15. Question: I still have some questions that weren’t covered. Where should I send those?
Answer:
I’m glad you asked. If you have any other questions that may have been overlooked, please send those to our main email address ibadcc@ibadcc.org. We are also updating the FAQ section on our website to help with some of the more common questions see FAQs for CHANGES 2020

Sincerely,

IBADCC Board


 

 

May 1, 2019

* IMPORTANT NOTICE to all Recovery Coach Supervisors*

 To All Recovery Coach Supervisors,

In supporting Idaho’s efforts regarding background check requirements, all individuals serving in the Recovery Coach Supervisory capacity will need to complete an enhanced background check.  Please have your clearance letter from your enhanced background check submitted to IBADCC within 90 days of the date of this notification.  If your clearance letter is not received within the allotted time frame, your recovery coach supervisory status will be relinquished and a new Recovery Coach Supervision application will be required for consideration.   
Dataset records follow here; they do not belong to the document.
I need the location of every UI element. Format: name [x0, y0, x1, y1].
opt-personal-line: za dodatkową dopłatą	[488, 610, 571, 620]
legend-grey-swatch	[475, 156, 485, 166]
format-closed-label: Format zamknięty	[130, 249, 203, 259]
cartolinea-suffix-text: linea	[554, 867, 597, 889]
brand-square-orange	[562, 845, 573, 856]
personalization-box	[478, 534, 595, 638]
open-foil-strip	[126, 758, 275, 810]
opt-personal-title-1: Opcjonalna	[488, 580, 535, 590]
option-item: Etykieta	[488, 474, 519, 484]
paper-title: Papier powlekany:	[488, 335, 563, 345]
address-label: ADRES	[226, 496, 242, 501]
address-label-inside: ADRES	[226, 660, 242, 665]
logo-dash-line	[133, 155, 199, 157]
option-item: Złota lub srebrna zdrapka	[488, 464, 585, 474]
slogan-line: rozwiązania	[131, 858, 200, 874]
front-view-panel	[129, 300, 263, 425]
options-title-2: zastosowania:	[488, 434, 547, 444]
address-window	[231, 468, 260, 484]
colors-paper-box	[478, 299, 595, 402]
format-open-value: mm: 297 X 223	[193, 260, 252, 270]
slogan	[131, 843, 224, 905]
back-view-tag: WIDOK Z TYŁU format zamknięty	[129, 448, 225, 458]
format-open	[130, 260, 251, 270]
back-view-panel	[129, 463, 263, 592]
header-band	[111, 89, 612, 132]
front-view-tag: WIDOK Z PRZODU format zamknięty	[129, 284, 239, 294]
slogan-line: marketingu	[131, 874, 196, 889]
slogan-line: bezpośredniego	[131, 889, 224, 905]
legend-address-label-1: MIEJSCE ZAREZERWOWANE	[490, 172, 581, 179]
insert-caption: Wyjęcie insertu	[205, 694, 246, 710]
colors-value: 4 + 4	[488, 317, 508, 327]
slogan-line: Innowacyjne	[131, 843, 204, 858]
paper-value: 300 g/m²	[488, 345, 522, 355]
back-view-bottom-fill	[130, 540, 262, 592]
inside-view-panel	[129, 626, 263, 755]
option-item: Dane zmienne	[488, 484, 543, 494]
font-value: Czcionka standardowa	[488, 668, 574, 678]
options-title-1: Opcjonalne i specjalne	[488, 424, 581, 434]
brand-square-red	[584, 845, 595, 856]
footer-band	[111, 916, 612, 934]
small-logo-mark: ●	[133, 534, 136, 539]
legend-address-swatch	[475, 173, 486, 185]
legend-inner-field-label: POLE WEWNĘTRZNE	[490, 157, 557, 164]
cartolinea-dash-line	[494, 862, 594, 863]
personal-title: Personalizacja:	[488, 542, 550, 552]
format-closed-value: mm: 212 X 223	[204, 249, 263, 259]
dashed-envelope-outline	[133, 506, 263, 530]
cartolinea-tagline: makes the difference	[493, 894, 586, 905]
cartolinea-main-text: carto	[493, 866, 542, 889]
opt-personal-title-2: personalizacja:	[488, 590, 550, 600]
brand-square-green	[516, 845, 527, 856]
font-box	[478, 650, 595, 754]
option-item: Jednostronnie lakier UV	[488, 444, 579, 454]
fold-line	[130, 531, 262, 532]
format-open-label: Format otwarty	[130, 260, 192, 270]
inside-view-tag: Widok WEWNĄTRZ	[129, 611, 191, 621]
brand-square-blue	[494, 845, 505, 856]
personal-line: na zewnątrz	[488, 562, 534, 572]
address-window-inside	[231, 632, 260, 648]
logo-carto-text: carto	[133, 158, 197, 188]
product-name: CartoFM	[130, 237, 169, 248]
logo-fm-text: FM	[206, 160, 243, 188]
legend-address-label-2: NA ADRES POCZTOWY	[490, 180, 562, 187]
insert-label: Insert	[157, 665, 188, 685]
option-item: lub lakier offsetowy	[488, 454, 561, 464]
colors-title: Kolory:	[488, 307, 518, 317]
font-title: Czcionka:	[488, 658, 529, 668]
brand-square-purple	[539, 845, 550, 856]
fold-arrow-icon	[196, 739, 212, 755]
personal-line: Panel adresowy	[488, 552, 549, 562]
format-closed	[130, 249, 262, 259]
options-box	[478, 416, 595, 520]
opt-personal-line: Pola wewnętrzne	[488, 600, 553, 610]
If you have any questions, please contact us at your earliest convenience.

Sincerely,
Jim Meldrum, President


 

IBADCC Expands List of CEU Approving Organizations
All CEU education must be approved by IBADCC. Courses taken from nationally accredited colleges and universities must be documented with an official transcript. IBADCC accepts workshops or seminars approved by IC&RC, NAADAC, NASW, NBCC, SAMSHA, Idaho Department of Health and Welfare, Idaho Licensing Board (IBOL), Idaho state agencies, Idaho county agencies, federal government agencies, and substance abuse credentialing organizations in other states. Topics must be germane to the substance abuse counseling field.


 

IBADCC Application for Supervisors for CPRC and CRC.
Individuals that wish to supervise CPCR and CRC candidate hours must have applied to the IBADCC and been approved to be listed on the Recovery Coach Supervisor List. Supervisor registry request forms are found under the "Certification" tab on this website.